Est-ce que le sous-entendu était : si tu avais des garçons cela serait plus simple? Je ne sais pas, je vais laisser le bénéfice du doute à ces gens.

Et puis, des années plus tard, je tombe enceinte. Chéri rêve d'un garçon et il a le droit, mais si c'est une fille c'est chouette aussi.

Dans mes rêves et mon imaginaire, je vois deux filles depuis très longtemps.

À ce moment-là, j'avoue j'aimerais beaucoup une fille... ou un garçon en fait, je veux mon bébé et que tout aille bien, le reste c'est fantaisie. Et puis tout commence. Ma première échographie est formelle :

C'est une fille qui se cache au creux de mon ventre et, surtout, elle va bien. La vie est belle.

"Oh mince pas trop dégouté?"

"Bon ben faudra remettre ça alors"

"Faudra faire un deuxième"

"Tant pis la prochaine fois"

Apogée de la connerie humaine, ma fille pas encore née, ma fille que j'aime tant, ne suffit pas.

Mon sang bouillonne entre deux «C'est pas grave» et je ne comprends pas! Pas encore là et déjà relayé à... je ne sais même pas à quoi d'ailleurs.

Si une bâtarde...

Nous sommes revenus des siècles en arrière : il y a la descendance mâle et il y a le reste... En tout cas pour certains.

A la naissance évidement, cicatrice d' épisiotomie encore fraîche, même pas sortie de la maternité, les réflexions recommencent «C'est pour quand le deuxième» j'en passe et des pires. Je suis choquée, un peu j'aurais compris, mais les mots sont trop forts.

Deuxième grossesse : identique :

"Oh non c'est pas vrai pas de chance"

"Bon ben tu es bon pour en refaire un autre"

"Mon pauvre bon courage"

Évidemment, dans ces cas-là, on s'adresse à l'homme avec le regard désolé en bonus. C'est cadeau.

Je ne suis même plus capable de répondre à tant de conneries et de bêtises. À peine cette deuxième petite fille a-t-elle fait son entrée dans la vie qu'elle est déjà aussi du passé. Pourquoi?

Pourquoi dommage? Pourquoi désolé?

Pourquoi, je ne comprends pas ce degré de bêtise.

Vous savez je ne suis pas bête, un petit garçon aurait fait notre bonheur, deux aussi. Évidemment, on y pense après la fille le garçon pourquoi pas, le fameux choix du roi. C'est une réaction qui, quand elle est mesurée est normale.

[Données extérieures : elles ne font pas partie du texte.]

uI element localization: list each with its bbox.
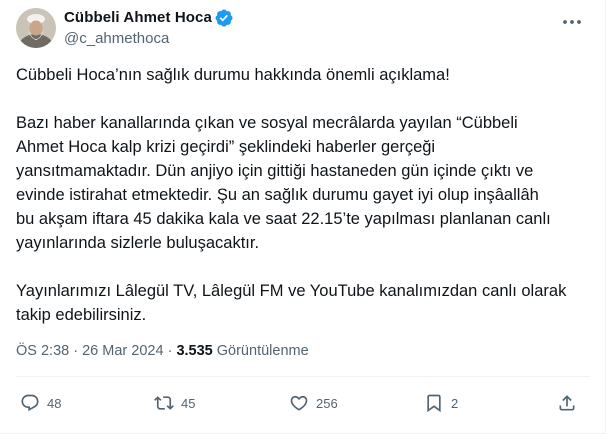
tweet-text-line: yayınlarında sizlerle buluşacaktır. [16,234,260,252]
avatar[interactable] [16,8,56,48]
share-button[interactable] [557,392,577,414]
tweet-time[interactable]: ÖS 2:38 [16,343,69,359]
reply-icon [21,394,39,412]
author-name[interactable]: Cübbeli Ahmet Hoca [64,9,212,26]
more-options-icon[interactable] [560,10,584,34]
tweet-text-line: evinde istirahat etmektedir. Şu an sağlı… [16,186,539,204]
repost-icon [154,396,174,410]
tweet-date[interactable]: 26 Mar 2024 [82,343,163,359]
tweet-text-line: Cübbeli Hoca’nın sağlık durumu hakkında … [16,66,450,84]
tweet-text-line: bu akşam iftara 45 dakika kala ve saat 2… [16,210,551,228]
verified-badge-icon [215,9,233,27]
share-icon [559,395,575,411]
bookmark-count: 2 [451,395,459,411]
meta-separator: · [167,343,173,359]
reply-button[interactable]: 48 [20,392,61,414]
reply-count: 48 [47,395,62,411]
tweet-text: Cübbeli Hoca’nın sağlık durumu hakkında … [16,63,586,327]
views-count: 3.535 [176,343,213,359]
tweet-meta: ÖS 2:38 · 26 Mar 2024 · 3.535 Görüntülen… [16,343,309,359]
tweet-text-line: Ahmet Hoca kalp krizi geçirdi” şeklindek… [16,138,436,156]
tweet-text-line: Yayınlarımızı Lâlegül TV, Lâlegül FM ve … [16,282,567,300]
repost-count: 45 [181,395,196,411]
tweet-text-line: takip edebilirsiniz. [16,306,147,324]
tweet: Cübbeli Ahmet Hoca @c_ahmethoca Cübbeli … [0,0,606,434]
actions-divider [16,376,590,377]
meta-separator: · [73,343,79,359]
heart-icon [290,395,308,411]
tweet-text-line: yansıtmamaktadır. Dün anjiyo için gittiğ… [16,162,534,180]
like-button[interactable]: 256 [289,392,338,414]
tweet-text-line: Bazı haber kanallarında çıkan ve sosyal … [16,114,518,132]
bookmark-icon [427,394,441,413]
like-count: 256 [316,395,338,411]
repost-button[interactable]: 45 [154,392,195,414]
views-label: Görüntülenme [216,343,309,359]
bookmark-button[interactable]: 2 [424,392,458,414]
author-handle[interactable]: @c_ahmethoca [64,30,169,47]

Je la comprends, ne vous inquiétez pas .Il y a aussi eu les sympa avec des mots dosés «oh bravo c'est chouette une tribu de filles, un papa comblé» etc. Évidemment, je ne suis pas bête, pour le deuxième enfant, on s'interroge si c'est une fille en premier, on se demande si ce sera un garçon et vice-versa.

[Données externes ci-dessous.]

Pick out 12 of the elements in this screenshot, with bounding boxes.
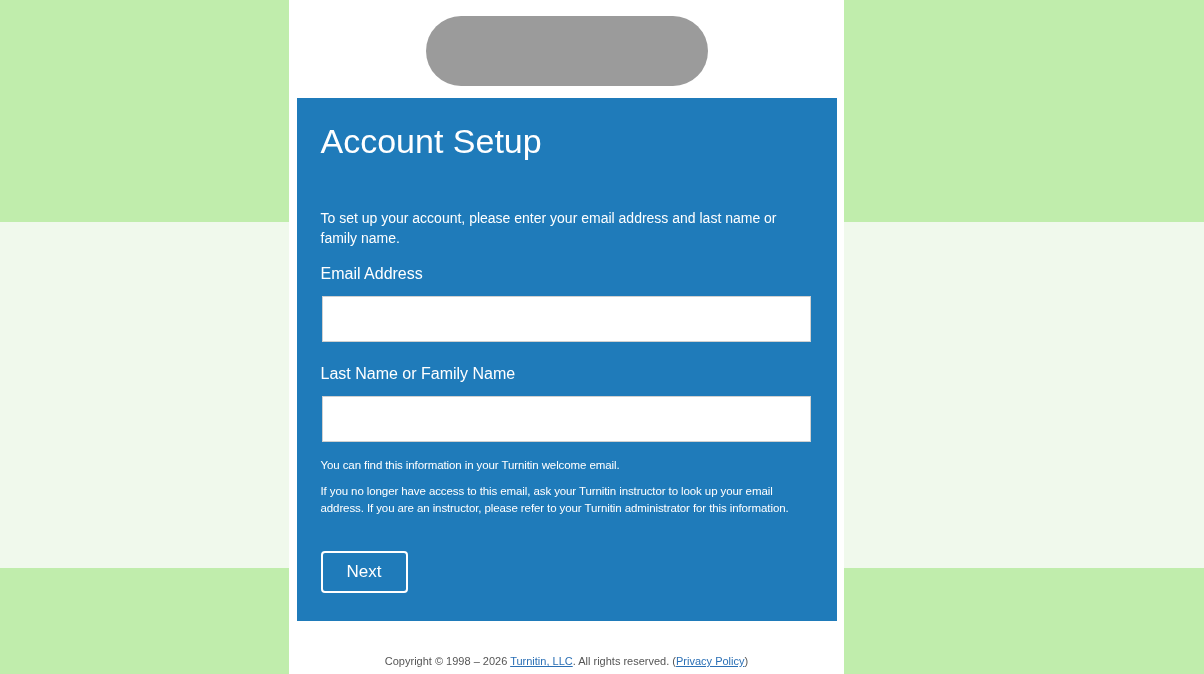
input-field[interactable] bbox=[321, 296, 811, 342]
next-button[interactable]: Next bbox=[320, 551, 408, 593]
help-text: If you no longer have access to this email, ask your Turnitin instructor to look up your email address. If you are an instructor, please refer to your Turnitin administrator for this information. bbox=[320, 484, 790, 516]
help-text: You can find this information in your Turnitin welcome email. bbox=[320, 458, 621, 473]
input-field[interactable] bbox=[321, 396, 811, 442]
page-title: Account Setup bbox=[320, 121, 542, 162]
field-label: Last Name or Family Name bbox=[320, 364, 516, 384]
copyright-text: Copyright © 1998 – 2026 Turnitin, LLC. All rights reserved. (Privacy Policy) bbox=[384, 655, 749, 667]
company-link[interactable]: Turnitin, LLC bbox=[510, 655, 573, 667]
privacy-policy-link[interactable]: Privacy Policy bbox=[676, 655, 745, 667]
field-label: Email Address bbox=[320, 264, 423, 284]
intro-text: To set up your account, please enter your email address and last name or family name. bbox=[320, 209, 778, 248]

Pour connaître le bonheur et la différence d'élever une fille et un garçon. Et il y en a qui rêvent secrètement à des filles, ou à des garçons : mais on veut tous la même chose. Que tout aille bien. Je mentirais si je disais que je ne me suis pas demandé à quoi ressemblerait un mini-nous version garçon...

Toutefois, nous sommes d'accord il y a l'art et la manière.

Comme si elles étaient un «en attendant», «à défaut de» : préliminaire à l'arrivée du sexe fort?

Je suis aujourd'hui comme un pitbull quand j'entends ces mots bruts et sans cœur, mon chéri ne prend même plus la peine de relever, il aurait aimé un garçon aussi, il n'a pas à s'en cacher, mais ses filles sont là, ils les aiment et lui non plus ne comprend plus cette bêtise absolue.

Alors voilà, pourquoi ce fameux titre, celui qui illustre le mieux la situation, celui qui choque, celui qui m'est venu quand je repense à toutes ces phrases, à mes yeux ronds en entendant ces horreurs, ma bouche ouverte de surprise.

C'est bien, j'ai trouvé le titre, mais je ne comprends toujours pas...

Édit : je remercie les mamans de fratries de garçons et les autres d'ailleurs, enfin toutes les gentilles personnes qui ont échangé de manière bienveillante avec moi! En fait ce n'est pas rassurant, mais avec les garçons c'est pareil. Les gens sont juste bêtes, en fait? Merci à tous pour vos retours qui me touchent!